Édouard Manet comenzó a interpretar estas ideas en cuadros que, por otras razones, escandalizaron a la sociedad de su época. Por ejemplo, en La señorita Victorine vestida de espada (1863) y en La muerte de un toreador (1864) olvida viejos convencionalismos e invierte los términos: ¿Qué sucedería si la gravedad no fuese sino otra de las características esenciales e inestables, como la noción del tiempo y del espacio absolutos?
Manet pintó Cristo muerto rodeado de ángeles (1864) como si quisiera reforzar esta novedosa idea de concebir la gravedad. En dicho cuadro vemos un cuerpo musculoso, masivo, atado a la tierra, pero que, por la presencia de los ángeles, sabemos que está a punto de elevarse hacia el reino de los cielos, venciendo no solo la muerte, después de todo un mero accidente de la vida en la Tierra, sino algo más vasto y eterno: la susodicha gravedad. Con un dejo de ironía y burlando el sentido común, el Cristo de Manet nos ofrece indicios de una posible ascensión, mientras que el torero, quien también acaba de morir, flota con serenidad en el espacio.
Un contemporáneo de Manet fue Claude Monet, quien también expresó en sus cuadros ideas frescas sobre la masa, la densidad, la solidez de los cuerpos y objetos. Una de las características destacables al respecto es la casi total ausencia de límites entre las figuras que solía pintar y el espacio circundante. La luz, la ligereza, la levedad de ser y estar durante veinte años pintando el mismo motivo, un puente japonés en el jardín de su casa, localizada en el poblado de Giverny, cosa que Monet empezó a hacer en 1899, confluyen en su búsqueda de ingravidez.
Si bien fueron Manet y Monet quienes plantearon por primera vez el nuevo concepto de gravedad, Paul Cézanne fue quien comenzó a pintar explorando la interrelación de estos “indicios de realidad”, como son la masa, el espacio, la luz. Cézanne solía aleccionar a sus alumnos a que pintaran como si tuvieran las cosas en la mano, sopesándolas; no como si las estuvieran viendo a la distancia. Sus investigaciones lo llevaron a afirmar que las tres figuras básicas eran el cilindro, la esfera y el cono.
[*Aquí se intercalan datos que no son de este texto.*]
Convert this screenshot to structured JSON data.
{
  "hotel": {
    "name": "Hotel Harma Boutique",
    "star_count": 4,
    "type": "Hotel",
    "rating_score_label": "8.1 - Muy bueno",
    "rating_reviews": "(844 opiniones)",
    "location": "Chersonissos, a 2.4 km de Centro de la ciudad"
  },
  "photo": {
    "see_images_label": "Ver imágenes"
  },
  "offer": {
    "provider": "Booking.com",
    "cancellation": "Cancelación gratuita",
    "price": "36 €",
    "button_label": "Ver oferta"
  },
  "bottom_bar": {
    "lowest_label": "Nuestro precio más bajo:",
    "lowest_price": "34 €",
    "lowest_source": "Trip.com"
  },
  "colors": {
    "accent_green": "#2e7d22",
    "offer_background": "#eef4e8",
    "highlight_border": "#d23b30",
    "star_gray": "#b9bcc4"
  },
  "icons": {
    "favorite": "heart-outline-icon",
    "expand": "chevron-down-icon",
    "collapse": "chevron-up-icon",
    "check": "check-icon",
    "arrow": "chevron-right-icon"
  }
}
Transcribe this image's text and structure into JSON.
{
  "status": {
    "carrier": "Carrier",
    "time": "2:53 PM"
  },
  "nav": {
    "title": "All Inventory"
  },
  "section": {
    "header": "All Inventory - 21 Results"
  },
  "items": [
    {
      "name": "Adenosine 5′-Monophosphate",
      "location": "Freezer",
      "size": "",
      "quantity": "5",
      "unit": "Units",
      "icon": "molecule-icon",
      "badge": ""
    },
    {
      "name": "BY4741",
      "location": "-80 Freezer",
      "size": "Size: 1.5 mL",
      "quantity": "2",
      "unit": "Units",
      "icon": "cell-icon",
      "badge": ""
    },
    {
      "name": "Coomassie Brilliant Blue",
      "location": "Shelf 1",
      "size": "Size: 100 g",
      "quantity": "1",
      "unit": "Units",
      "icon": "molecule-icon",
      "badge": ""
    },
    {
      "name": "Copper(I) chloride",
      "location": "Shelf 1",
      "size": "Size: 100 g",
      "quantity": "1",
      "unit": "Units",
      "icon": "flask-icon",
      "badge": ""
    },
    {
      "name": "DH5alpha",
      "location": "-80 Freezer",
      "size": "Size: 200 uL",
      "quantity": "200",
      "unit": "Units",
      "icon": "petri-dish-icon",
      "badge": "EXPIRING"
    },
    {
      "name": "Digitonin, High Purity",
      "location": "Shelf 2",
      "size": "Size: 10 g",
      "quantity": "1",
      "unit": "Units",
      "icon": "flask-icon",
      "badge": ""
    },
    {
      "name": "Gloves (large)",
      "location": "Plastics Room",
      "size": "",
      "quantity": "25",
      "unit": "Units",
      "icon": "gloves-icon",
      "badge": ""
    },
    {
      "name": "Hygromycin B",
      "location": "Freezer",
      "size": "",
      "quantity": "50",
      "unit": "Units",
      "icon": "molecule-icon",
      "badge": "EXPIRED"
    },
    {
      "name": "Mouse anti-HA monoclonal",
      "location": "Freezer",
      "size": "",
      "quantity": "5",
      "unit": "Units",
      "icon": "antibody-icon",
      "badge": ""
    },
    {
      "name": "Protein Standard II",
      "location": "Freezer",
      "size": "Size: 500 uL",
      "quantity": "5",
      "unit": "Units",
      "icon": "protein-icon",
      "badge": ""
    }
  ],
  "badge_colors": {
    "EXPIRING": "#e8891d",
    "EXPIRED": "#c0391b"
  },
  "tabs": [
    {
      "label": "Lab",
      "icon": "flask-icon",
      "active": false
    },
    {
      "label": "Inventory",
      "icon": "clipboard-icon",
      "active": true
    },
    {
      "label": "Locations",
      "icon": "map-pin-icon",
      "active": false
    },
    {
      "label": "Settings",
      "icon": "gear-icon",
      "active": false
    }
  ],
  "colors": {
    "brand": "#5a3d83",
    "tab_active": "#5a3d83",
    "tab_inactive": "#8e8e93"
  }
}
A estudiosos del arte desde el punto de vista de la ciencia, como Leonard Shlain en su libro Arte y Física (1991), les resulta curioso que Cézanne haya dejado el cubo fuera de esta lista en forma deliberada, pues él mismo utilizó tal figura con frecuencia.
En su serie de cuadros pintados entre 1885 y 1906 sobre un cuerpo masivo por antonomasia, localizado en Aix-en-Provence, el monte Sainte Victoire, podemos observar cómo éste comienza a perder su rigidez y se desmaterializa; la roca volcánica interactúa con el espacio, de manera que también es afectado y su anterior volatilidad se convierte en algo denso como el engrudo. Cézanne comprime el espacio, lo retuerce, lo redimensiona para convertirlo en un factor recíproco de la masa que constituye la montaña.
Según la leyenda promovida por Voltaire, Newton descubrió las leyes de la gravedad debido a la caída de una manzana del árbol que la había visto crecer, tema recurrente en la obra de Cézanne, quien en Manzanas y bisquets (1882), como en muchas otras de sus naturalezas muertas, nos ofrece manzanas que deberían caer por acción de la gravedad, pero no lo hacen, poniendo así en tela de juicio la relación clásica entre los conceptos de masa y espacio treinta años antes de que los científicos se dieran cuenta de que tales conceptos debían de ser revisados.